The constitutional question has been argued in this case as if the distribution of powers here was the same as that in the United States between the Local Legislatures and the Federal Congress. That is a mistake, and the distinction between the two cases is of importance. There the powers not expressly committed to the central legislature are reserved to the local legislatures. Here the positions are exactly reversed, and all powers not expressly given to the local legislatures are reserved to the central parliament. The legislative power of the federal parliament here is, therefore, much more ample, and the presumptions in favor of its acts being intra vires are stronger. The authority of the Dominion Parliament is as extensive as that of the Imperial Parliament, except as to those subjects that are withdrawn from it and reserved to the local legislatures. The closing words of section 91 expressly provide for cases of doubt, and where there is a conflict of authority the preference is given to the general Legislature.

If the contention of the plaintiffs is sound as to this matter being a subject of exclusive jurisdiction on the part of the Local Legislature, because there is a lease of the road held by plaintiffs which constitutes. a private right, it follows that whenever the Dominion parts with an inch of its property over which it has exclusive jurisdiction, it creates a private right in favor of its grantee, and the authority of the Local Legislature is invoked. It cannot thenceforth deal with such property in any manner, no matter for what public purposes, or how beneficial the objects in view, without trenching upon the powers and jurisdiction of the Local Legislature.

The act of 1874 is not a private act in any respect. It is an act put on the statute book for a public purpose. The company is a private company, but they are acting under a public act passed for the benefit of the country generally, and the injury done to the plaintiffs as contended by their counsel is nothing compared with the injury that would be done to the defendant Company if the undertaking with them were violated. That undertaking was that they were to have this piece of road,

Assuming that the Legislature had the power to pass the act of 1874, the question remains as to the construction to be placed upon that act. As to this I cannot see what construction can be put upon it other than the one we contend for. The act can have only one meaning, and that is that the defendant Company is to have the absolute possession of the branch line on the completion of their road.

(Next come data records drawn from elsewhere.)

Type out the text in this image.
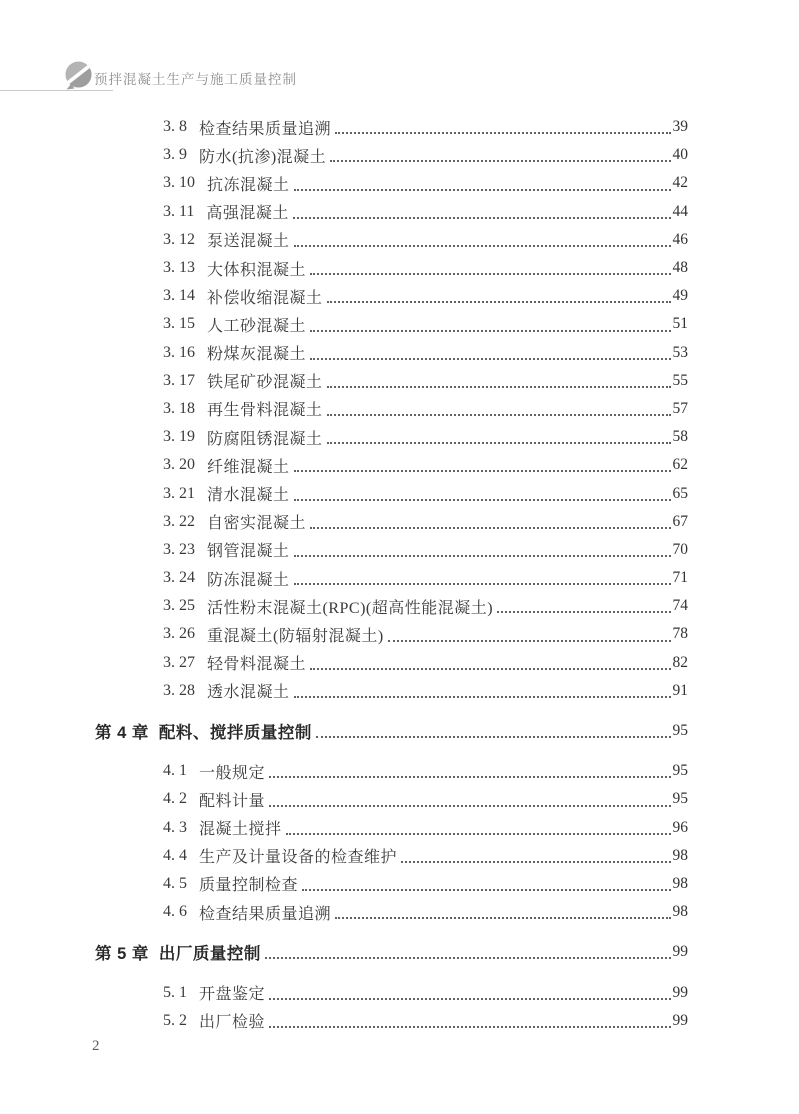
预拌混凝土生产与施工质量控制
3. 8 检查结果质量追溯	39
3. 9 防水(抗渗)混凝土	40
3. 10 抗冻混凝土	42
3. 11 高强混凝土	44
3. 12 泵送混凝土	46
3. 13 大体积混凝土	48
3. 14 补偿收缩混凝土	49
3. 15 人工砂混凝土	51
3. 16 粉煤灰混凝土	53
3. 17 铁尾矿砂混凝土	55
3. 18 再生骨料混凝土	57
3. 19 防腐阻锈混凝土	58
3. 20 纤维混凝土	62
3. 21 清水混凝土	65
3. 22 自密实混凝土	67
3. 23 钢管混凝土	70
3. 24 防冻混凝土	71
3. 25 活性粉末混凝土(RPC)(超高性能混凝土)	74
3. 26 重混凝土(防辐射混凝土)	78
3. 27 轻骨料混凝土	82
3. 28 透水混凝土	91
第 4 章 配料、搅拌质量控制	95
4. 1 一般规定	95
4. 2 配料计量	95
4. 3 混凝土搅拌	96
4. 4 生产及计量设备的检查维护	98
4. 5 质量控制检查	98
4. 6 检查结果质量追溯	98
第 5 章 出厂质量控制	99
5. 1 开盘鉴定	99
5. 2 出厂检验	99
2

As to the ground that the Government should have been made a party, it seems to me that nothing could well be clearer. The decree of the Court, if in favor of the plaintiffs, will impose a burden upon the Dominion. The Government certainly have an interest in the matter, and should be represented by their Attorney General being made a party.

SIR WILLIAM YOUNG, C. J., now, (August 29th, 1878,) delivered the judgment of the Court:—

THE Equity Judge, on the 11th of March last, having given judgment for the plaintiffs on a demurrer to the whole bill, the defendants, on the 20th March, filed a petition for appeal, and the plaintiffs, on the affidavits of Messrs. Innes and Lynskey, moved for a hearing under the Revised Statutes, ch. 95, sec. 78; and on the 29th of May an order therefor was signed by five of the Judges. The hearing was had on the 9th and 10th of July, before the Chief Justice, the Equity Judge, and Judges DESBARRES, SMITH and JAMES, when certain preliminary objections were taken, which must be first of all disposed of. It was urged that an order for a hearing in vacation under the above sec. 78, could only be given by the Court in banco, and that such a hearing could only be had before the full bench. Now, the first of these objections, if sound, would go far to defeat the object of the clause, which was obviously to facilitate the hearing of equity appeals at any time during the year, and, there being only one term now of the Supreme Court, during two-thirds of the year, the provision would be inoperative. The Act of 1876, ch. 13, provides that five Judges shall constitute a quorum to decide all matters requiring to be heard by the Court in banco, and to insist on all the seven Judges being present at such a hearing, would render it impossible were one of them absent or unwell. In the present case one of the Judges was out of town, having

just returned from Europe, on leave of absence; and another had a delicacy in acting, having been a member of the Dominion Government when one of the orders in council impugned in this case was passed. A preliminary objection, in the course of the argument, was raised as to its extent. By the 73rd and 74th sections of chap. 95, an appeal from the Equity Court does not lie in matters of practice, and the intention to appeal shall be signified by petition, succinctly stating the grounds of appeal. Now, there are five grounds of demurrer, on all of which the appellants claimed a right to be heard under the general terms of the petition, while its specific statements cover only a small part of the case. We did not feel ourselves at liberty to restrain or interrupt the argument, which was understood, indeed, to be only preliminary to a further appeal; but then expressed ourselves, and are still of opinion, that the first and fifth grounds in the petition are of no avail, as being too general and indefinite,-that the fourth relates only to practice and comes within the 73rd sec. of chap. 95; and that the appeal is practically confined to the second and third grounds.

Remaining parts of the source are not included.